Le principe est celui d’un vaccin : suite à l’injection d’un virus ou autre corps étranger, le système immunitaire s’active et produit des anticorps pour se débarrasser de l’indésirable. Ces anticorps peuvent être récupérés et injectés à un malade pour renforcer sa réponse immunitaire. Pour soigner les vignes, c’est à des chameaux que des chercheurs de l’Inra de Colmar, du CNRS (Strasbourg) et de l’université de Bruxelles ont fait appel.

Un virus de la vigne, le GFLV (de l’anglais grapevine fanleaf virus) leur a été administré, puis les anticorps anti-GFLV qu’ils ont produits ont été récupérés. Pourquoi des anticorps de chameau ? Découverts en 1993, et aussi appelés « nanobodies », ils ont la particularité d’être de petite taille, et ont déjà fait leurs preuves « pour le contrôle de maladies humaines et de certains agents pathogènes, y compris les virus ».

Résistance au virus du court-noué

Le GFLV est responsable de la maladie du court-noué, qui touche « la quasi-totalité des régions viticoles du monde » (1). Ce virus est transmis « de cep en cep par un nématode (ver du sol) qui s’alimente au niveau des racines », indique le communiqué de l’Inra paru le 16 août. L’expression par le génome de la vigne de « nanobodies » conférerait aux ceps de vigne une résistance au GFLV.

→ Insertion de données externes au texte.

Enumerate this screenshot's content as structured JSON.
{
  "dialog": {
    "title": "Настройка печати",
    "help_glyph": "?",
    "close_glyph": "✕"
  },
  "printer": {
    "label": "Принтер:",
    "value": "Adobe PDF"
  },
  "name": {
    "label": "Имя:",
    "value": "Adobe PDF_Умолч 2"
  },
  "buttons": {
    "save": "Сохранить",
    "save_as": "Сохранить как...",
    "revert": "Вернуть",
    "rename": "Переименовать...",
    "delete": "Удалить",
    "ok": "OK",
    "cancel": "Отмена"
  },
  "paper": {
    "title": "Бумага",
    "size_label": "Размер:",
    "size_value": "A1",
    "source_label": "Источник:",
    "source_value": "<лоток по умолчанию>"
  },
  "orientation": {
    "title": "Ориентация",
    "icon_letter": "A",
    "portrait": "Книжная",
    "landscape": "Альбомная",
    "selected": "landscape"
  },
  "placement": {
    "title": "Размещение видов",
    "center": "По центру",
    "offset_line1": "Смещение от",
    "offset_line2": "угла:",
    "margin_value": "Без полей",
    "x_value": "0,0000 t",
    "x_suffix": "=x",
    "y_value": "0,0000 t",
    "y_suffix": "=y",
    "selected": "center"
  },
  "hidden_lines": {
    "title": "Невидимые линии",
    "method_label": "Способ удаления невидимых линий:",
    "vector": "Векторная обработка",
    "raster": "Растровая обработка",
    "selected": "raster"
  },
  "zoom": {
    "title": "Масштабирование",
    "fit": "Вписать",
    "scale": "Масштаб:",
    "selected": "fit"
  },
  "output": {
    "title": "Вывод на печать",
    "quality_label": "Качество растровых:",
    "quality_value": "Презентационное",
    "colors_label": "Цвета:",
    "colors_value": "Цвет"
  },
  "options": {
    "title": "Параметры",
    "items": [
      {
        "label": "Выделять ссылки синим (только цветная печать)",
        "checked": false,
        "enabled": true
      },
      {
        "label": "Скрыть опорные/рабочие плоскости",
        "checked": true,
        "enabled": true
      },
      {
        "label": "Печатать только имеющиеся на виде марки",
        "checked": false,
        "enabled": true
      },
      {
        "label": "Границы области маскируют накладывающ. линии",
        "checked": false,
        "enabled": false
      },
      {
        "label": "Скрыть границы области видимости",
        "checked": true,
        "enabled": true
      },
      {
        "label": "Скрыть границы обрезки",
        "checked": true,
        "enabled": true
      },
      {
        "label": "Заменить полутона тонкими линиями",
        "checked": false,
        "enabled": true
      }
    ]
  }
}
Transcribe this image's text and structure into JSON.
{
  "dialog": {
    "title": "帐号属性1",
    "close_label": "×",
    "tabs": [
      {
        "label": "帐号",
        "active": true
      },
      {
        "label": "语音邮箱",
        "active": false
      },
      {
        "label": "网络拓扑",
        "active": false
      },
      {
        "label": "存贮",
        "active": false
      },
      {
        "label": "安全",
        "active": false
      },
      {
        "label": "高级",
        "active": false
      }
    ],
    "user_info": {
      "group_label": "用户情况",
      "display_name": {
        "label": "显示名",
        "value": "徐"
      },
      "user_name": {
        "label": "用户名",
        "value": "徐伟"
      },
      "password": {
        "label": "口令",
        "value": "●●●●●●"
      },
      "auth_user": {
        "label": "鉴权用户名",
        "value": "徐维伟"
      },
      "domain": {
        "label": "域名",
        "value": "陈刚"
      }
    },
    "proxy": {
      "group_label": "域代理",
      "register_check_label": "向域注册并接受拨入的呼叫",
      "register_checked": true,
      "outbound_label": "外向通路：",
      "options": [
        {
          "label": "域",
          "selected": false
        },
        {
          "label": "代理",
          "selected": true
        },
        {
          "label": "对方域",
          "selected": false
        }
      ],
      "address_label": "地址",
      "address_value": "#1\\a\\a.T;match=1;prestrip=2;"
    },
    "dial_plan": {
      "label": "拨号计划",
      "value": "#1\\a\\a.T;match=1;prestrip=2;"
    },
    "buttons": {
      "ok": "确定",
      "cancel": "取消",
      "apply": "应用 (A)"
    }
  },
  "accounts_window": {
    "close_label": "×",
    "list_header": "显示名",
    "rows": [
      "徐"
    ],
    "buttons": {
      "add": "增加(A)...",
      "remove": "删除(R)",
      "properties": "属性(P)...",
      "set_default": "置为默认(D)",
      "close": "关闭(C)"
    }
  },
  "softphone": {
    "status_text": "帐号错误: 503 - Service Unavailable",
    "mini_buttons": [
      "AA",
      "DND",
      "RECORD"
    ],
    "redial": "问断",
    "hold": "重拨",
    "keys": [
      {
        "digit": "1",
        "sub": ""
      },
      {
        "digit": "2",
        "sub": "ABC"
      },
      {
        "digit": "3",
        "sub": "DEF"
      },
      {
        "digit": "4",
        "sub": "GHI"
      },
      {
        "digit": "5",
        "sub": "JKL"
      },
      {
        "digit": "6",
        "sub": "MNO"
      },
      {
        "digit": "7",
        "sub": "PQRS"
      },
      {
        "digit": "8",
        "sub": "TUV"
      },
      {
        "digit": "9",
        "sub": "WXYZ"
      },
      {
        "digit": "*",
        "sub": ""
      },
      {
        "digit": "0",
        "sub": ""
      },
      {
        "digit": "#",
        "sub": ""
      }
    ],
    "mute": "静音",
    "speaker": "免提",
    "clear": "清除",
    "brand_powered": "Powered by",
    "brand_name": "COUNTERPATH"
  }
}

Ces résultats, publiés le 10 août dernier dans une revue scientifique de biotechnologie végétale (Plant Biotechnology Journal), ont été obtenus après évaluation de la résistance dans deux fragments de vigne précédemment greffés entre eux : l’un exprimait les « nanobodies » issus de chameau, et l’autre était infecté par le virus responsable du court-noué. Les « nanobodies » du fragment sain ont bien joué leur rôle, empêchant le virus de dépasser le point de greffe.

Des pistes pour des outils de diagnostic

Les travaux utilisant des « nanobodies » antiviraux dans la vigne permettent de mieux comprendre la biologie du virus, mais ne permettent pas encore « de conclure quant à la résistance de la vigne lors de la transmission naturelle du virus par le nématode vecteur ».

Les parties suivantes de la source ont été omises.